O Gilles SALA em contra partida que citas, conheci-o em Paris era também um cantor camaronês com belas canções em francês. Foi da entourage do Manu DIBANGO.
Das canções do FONSECA em recordação assobiava eu de vez em quando Quim ku tém si fidju femia – Sibouten – (Si bu ten) e “Telefonista por favor quero falar ao meu amor”. Nesta canção brasileira há uma deturpação incrível das palavras. Por isso também na altura gostaria de tê-lo encontrado e ajudá-lo nas suas actuações. O arranjamento musical era bom. Do sotaque dele depreendia ser de Cacheu que é o crioulo efectivamente vinculado em Ziguinchor. Já em Kolda é diferente, muito perto de Farim. (Quando ia de férias a Farim, de vez em quando fazia uma estirada cerca de 30 km até Kolda, em bicicleta com o Zeca e o Tadeu, filhos do Administrador da Circunscrição, Sr. Sacramento MONTEIRO, filhos nascidos em Bissau de mãe caboverdeana D. Belmira).

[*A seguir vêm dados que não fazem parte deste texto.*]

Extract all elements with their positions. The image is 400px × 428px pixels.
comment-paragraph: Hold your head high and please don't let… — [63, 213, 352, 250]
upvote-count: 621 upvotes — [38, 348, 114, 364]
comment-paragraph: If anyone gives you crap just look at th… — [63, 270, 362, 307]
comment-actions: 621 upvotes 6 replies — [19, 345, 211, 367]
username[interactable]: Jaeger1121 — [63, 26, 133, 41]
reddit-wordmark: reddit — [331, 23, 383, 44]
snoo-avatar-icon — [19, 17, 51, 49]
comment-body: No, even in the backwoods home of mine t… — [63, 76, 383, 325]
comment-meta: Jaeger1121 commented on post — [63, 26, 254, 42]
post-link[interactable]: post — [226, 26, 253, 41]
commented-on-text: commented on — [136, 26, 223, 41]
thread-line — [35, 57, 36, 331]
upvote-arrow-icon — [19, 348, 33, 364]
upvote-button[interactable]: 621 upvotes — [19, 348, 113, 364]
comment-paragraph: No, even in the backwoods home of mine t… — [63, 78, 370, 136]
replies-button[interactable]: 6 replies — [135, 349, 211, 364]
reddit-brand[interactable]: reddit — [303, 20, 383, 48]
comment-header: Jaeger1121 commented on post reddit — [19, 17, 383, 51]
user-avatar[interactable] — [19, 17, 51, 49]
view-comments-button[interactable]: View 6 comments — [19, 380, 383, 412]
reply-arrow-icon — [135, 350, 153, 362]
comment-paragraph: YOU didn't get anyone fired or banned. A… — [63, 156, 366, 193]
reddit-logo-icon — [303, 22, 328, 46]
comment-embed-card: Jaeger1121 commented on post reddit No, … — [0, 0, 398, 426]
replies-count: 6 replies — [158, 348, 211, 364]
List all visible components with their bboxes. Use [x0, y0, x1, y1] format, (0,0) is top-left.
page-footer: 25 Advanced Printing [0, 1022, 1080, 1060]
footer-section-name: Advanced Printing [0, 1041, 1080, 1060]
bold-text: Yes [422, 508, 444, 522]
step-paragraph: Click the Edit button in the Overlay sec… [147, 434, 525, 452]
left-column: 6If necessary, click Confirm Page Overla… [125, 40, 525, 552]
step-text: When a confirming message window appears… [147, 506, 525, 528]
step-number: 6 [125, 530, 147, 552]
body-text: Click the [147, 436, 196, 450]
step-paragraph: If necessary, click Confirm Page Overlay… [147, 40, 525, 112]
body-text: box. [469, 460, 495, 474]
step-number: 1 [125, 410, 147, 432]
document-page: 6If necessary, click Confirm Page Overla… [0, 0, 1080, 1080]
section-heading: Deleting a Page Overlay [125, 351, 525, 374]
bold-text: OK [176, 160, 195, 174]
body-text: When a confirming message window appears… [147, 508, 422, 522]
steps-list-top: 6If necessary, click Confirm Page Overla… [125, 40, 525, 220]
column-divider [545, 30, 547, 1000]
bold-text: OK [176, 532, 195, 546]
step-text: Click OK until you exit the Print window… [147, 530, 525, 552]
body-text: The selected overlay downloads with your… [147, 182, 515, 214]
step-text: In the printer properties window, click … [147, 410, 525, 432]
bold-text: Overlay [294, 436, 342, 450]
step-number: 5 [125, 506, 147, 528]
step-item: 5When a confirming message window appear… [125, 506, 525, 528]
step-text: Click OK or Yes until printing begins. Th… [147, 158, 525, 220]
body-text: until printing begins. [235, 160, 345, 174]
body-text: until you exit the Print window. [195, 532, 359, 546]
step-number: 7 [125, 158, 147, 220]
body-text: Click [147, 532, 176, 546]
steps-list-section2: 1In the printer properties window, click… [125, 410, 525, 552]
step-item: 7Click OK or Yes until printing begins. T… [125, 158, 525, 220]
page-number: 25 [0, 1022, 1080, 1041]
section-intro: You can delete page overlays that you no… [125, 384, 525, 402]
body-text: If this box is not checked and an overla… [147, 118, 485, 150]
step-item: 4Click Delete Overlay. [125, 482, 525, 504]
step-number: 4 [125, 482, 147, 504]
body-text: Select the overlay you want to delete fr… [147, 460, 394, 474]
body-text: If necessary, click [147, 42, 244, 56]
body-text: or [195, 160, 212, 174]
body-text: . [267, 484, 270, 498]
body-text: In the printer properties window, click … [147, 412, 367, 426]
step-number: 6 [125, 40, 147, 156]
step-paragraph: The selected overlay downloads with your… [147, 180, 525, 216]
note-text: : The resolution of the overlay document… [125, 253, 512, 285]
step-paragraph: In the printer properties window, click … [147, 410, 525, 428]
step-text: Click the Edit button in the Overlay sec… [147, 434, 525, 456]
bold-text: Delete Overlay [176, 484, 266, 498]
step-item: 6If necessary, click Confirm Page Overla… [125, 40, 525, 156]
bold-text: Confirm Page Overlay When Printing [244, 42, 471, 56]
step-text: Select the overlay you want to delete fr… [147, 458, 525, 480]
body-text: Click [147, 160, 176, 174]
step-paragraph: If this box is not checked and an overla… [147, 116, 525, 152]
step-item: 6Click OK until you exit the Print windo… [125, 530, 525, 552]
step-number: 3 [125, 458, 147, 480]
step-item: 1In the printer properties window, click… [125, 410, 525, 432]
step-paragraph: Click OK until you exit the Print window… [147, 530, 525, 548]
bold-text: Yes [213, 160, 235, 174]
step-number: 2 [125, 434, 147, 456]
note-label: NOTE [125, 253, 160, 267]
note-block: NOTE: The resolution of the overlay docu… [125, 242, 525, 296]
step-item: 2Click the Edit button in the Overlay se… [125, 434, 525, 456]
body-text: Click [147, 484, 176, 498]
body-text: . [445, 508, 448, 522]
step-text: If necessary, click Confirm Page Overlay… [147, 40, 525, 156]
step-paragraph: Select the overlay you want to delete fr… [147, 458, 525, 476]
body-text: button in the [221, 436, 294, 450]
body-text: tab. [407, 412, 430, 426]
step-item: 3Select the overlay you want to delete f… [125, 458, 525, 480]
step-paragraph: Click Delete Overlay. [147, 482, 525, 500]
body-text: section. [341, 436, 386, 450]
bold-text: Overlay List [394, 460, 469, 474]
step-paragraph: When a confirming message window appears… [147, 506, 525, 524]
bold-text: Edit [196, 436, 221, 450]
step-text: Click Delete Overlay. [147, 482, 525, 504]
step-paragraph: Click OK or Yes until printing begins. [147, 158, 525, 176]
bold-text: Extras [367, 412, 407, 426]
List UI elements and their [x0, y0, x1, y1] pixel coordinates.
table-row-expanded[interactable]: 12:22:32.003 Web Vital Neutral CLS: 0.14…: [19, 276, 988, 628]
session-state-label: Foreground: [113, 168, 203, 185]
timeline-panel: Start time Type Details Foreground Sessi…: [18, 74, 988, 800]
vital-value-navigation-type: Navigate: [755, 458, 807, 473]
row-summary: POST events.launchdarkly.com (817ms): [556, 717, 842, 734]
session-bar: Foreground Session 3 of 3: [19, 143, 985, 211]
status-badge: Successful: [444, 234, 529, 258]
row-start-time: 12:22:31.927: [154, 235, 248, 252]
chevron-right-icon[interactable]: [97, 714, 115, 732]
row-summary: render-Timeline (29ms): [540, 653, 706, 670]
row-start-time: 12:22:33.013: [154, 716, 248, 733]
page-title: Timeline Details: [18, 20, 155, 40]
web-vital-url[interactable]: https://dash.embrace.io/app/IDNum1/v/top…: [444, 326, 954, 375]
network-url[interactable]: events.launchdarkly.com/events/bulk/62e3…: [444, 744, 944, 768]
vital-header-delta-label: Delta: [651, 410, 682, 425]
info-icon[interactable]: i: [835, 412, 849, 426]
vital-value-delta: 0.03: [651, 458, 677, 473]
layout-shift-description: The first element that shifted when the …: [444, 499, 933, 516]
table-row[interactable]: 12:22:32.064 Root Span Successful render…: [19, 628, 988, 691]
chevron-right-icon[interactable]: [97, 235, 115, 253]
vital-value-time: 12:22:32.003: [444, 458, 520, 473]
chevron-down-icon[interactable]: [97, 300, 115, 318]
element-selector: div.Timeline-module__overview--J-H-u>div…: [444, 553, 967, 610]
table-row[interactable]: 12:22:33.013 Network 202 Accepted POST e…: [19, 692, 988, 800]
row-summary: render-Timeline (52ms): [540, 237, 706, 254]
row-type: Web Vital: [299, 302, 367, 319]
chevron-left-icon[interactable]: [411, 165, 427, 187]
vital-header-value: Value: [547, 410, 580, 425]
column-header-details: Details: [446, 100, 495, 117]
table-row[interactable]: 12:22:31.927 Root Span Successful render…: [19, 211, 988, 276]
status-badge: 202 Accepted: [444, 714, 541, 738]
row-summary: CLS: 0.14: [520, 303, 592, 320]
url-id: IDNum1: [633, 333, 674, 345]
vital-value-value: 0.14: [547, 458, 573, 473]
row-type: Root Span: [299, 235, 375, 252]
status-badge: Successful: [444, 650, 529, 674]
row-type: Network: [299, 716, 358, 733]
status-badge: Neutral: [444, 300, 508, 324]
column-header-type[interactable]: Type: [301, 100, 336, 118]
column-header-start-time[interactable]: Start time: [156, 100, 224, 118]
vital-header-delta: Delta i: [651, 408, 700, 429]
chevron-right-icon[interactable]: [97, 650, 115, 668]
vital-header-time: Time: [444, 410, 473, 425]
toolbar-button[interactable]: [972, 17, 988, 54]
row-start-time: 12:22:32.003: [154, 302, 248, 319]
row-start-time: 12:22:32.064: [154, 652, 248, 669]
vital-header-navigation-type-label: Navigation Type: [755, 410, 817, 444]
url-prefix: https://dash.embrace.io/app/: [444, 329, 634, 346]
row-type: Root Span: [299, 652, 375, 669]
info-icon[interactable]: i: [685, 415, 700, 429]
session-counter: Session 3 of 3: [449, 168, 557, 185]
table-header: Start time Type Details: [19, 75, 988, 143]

Mas concluindo gostaria de te retomar… Infelizmente, a Guiné-Bissau tem perdido muito ao não fazer questão de pesquisar o passado das suas gentes que saíram para os Países vizinhos, mas também para o Mundo, entre a escravatura, a colonização, a guerra de libertação nacional e, mais recentemente, devido às desilusões com a desvirtualização dos objectivos da Independência Nacional.
Obrigado Mestre Didinho. A Guiné precisa de ti.